The survey, Evaluation of Investment in People – A Survey of Finance Directors, is of particular interest to the engineering industry since the engineering and manufacturing employers made up the largest single group of participants.
Rather than dwelling entirely on the annual profit and shareholder return figures, the traditional criteria of success, the survey showed that one third of finance directors who participated now want other measures to be taken into account.
In particular, they would like to see included other key indicators such as investment in training and development, together with customer satisfaction levels. These would give valuable clues to how an organisation is likely to perform in the future, rather than a financial statement which is purely of historic significance.
Customer retention and service are now seen as the number one goal for organisations and the research shows that finance directors are increasingly aware that the development and motivation of staff are the critical factors in reaching this objective. Significantly, this reflects the launch earlier this year of a new investment fund by Dresdner Kleinwort Benson which tracks companies on the basis of soft measures, such as their staff and customer relationships and investment in training, rather than purely in terms of financial results.
The key challenge in such initiatives, however, is how to measure and present those features of a company’s performance. Currently there is no single benchmark accepted by the accountancy profession to reflect this aspect of an organisation’s activities.
The Investors in People standard could fill this role. With more than 30% of the working population now involved in the standard, Investors in People is being taken seriously by the accountancy profession.
As Roger Gray, director of public affairs at the Chartered Institute of Management Accountants, and one of the co-sponsors of the survey, commented: ‘CIMA is committed to encouraging more and more organisations to achieve Investor in People status. The research highlights the role accountants, and management accountants in particular, can play in both the provision of information on the investment in people and in the monitoring and review of its effectiveness in furthering the long term prospects of the business. It is a very useful step and we are now implementing programmes to help take these findings forward.’
Based on these findings we would argue that the stage is now set for Investors in People companies to take a significant lead over their rivals. These organisations are best placed to use these results publicly. By using the standard as the benchmark of external disclosure they will add credence to their long-term likelihood of business success.
Among the survey’s other findings was the contrast in approach between finance directors in engineering and manufacturing organisations and those in the finance sector when rating key components for a ‘balanced scorecard’ of financial and non-financial measures.

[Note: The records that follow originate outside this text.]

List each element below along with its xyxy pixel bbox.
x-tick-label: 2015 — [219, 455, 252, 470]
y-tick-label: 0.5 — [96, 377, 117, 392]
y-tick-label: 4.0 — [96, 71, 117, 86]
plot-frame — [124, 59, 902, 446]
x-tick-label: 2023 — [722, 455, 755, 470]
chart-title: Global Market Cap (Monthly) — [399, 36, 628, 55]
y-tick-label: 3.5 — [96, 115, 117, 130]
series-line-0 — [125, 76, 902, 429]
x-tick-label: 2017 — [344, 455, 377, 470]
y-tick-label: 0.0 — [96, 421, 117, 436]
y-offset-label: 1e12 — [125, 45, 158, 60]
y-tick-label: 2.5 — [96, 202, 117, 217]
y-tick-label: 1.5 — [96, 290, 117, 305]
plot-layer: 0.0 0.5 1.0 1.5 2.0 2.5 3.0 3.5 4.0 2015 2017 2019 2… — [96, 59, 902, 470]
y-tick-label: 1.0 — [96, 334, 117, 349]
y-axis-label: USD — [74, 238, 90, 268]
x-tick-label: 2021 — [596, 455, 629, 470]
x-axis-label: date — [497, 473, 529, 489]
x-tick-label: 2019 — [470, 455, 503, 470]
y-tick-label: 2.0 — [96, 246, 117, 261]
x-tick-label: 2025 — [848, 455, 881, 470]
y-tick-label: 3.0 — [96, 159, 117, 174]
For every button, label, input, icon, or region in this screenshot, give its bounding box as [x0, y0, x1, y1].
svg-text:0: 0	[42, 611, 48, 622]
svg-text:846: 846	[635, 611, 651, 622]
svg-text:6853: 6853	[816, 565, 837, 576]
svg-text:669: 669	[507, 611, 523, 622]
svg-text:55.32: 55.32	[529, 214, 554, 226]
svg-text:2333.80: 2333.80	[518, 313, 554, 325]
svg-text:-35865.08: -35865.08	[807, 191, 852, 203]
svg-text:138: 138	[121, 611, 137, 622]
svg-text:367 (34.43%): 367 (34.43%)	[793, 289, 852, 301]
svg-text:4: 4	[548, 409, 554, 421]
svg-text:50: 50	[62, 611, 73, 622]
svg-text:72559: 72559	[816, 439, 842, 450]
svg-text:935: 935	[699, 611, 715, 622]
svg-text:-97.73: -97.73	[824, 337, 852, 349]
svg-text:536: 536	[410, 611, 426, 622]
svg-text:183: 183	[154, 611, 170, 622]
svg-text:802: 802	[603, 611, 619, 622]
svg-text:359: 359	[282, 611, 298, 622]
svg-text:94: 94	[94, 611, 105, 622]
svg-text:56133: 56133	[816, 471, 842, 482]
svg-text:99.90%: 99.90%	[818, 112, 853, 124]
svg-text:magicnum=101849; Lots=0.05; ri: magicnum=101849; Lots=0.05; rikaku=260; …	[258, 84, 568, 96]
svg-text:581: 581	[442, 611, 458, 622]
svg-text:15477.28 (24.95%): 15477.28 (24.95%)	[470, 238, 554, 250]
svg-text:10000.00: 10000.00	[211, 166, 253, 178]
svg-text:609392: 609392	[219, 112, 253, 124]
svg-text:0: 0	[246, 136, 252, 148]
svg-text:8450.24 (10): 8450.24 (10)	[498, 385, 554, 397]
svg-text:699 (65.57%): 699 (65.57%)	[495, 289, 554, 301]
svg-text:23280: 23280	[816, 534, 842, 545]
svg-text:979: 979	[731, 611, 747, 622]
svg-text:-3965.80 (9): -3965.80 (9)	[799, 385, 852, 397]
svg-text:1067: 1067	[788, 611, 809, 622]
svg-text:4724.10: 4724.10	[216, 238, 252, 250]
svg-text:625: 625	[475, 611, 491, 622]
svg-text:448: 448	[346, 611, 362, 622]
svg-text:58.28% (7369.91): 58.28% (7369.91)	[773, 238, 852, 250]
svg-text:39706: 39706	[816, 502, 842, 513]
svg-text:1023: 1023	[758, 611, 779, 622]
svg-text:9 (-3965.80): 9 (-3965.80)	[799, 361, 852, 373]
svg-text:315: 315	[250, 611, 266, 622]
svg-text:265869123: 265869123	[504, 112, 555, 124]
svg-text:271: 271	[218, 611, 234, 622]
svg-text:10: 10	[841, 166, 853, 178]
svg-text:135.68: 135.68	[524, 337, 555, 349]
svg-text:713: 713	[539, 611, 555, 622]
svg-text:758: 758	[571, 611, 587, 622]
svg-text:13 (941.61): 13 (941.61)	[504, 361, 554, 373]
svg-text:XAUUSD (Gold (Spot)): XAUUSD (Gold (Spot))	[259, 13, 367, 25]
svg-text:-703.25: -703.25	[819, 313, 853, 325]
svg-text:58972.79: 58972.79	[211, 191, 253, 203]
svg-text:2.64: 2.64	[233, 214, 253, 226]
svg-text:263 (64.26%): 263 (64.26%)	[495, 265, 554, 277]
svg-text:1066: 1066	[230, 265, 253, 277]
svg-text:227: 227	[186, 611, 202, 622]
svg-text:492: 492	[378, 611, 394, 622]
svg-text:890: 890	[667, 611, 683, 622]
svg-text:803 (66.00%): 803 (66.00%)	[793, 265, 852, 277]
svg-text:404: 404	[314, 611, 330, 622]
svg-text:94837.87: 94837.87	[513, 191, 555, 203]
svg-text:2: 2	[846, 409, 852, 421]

The cost of staff absenteeism, earnings per head, employee activity, customer service level agreements and value of sales/service contracts, were all ranked as more critical for engineers and manufacturers than for those in the finance sector. Similarly, external customer satisfaction, intellectual capital, sales or marketing penetration, employee productivity and the contribution of training and development were ranked more highly by manufacturing and engineering finance directors.
Also significant was the finding that, across all sectors, nine out of 10 finance directors wish to play a role in measuring training and development within their own function, while four out of 10 want to do so across the whole of the organisation.
It was also evident that there was a sharp distinction in the level of awareness of the importance of training and development between finance directors, depending on whether their company had reached the Investors in People standard. The survey suggested that as well as having a better appreciation of the link between training and development and business objectives, the finance directors in Investors in People organisations were also more customer aware and more focused on goal setting. Overall they appear to be thinking more as business strategists and less like the traditional ‘bean counters’.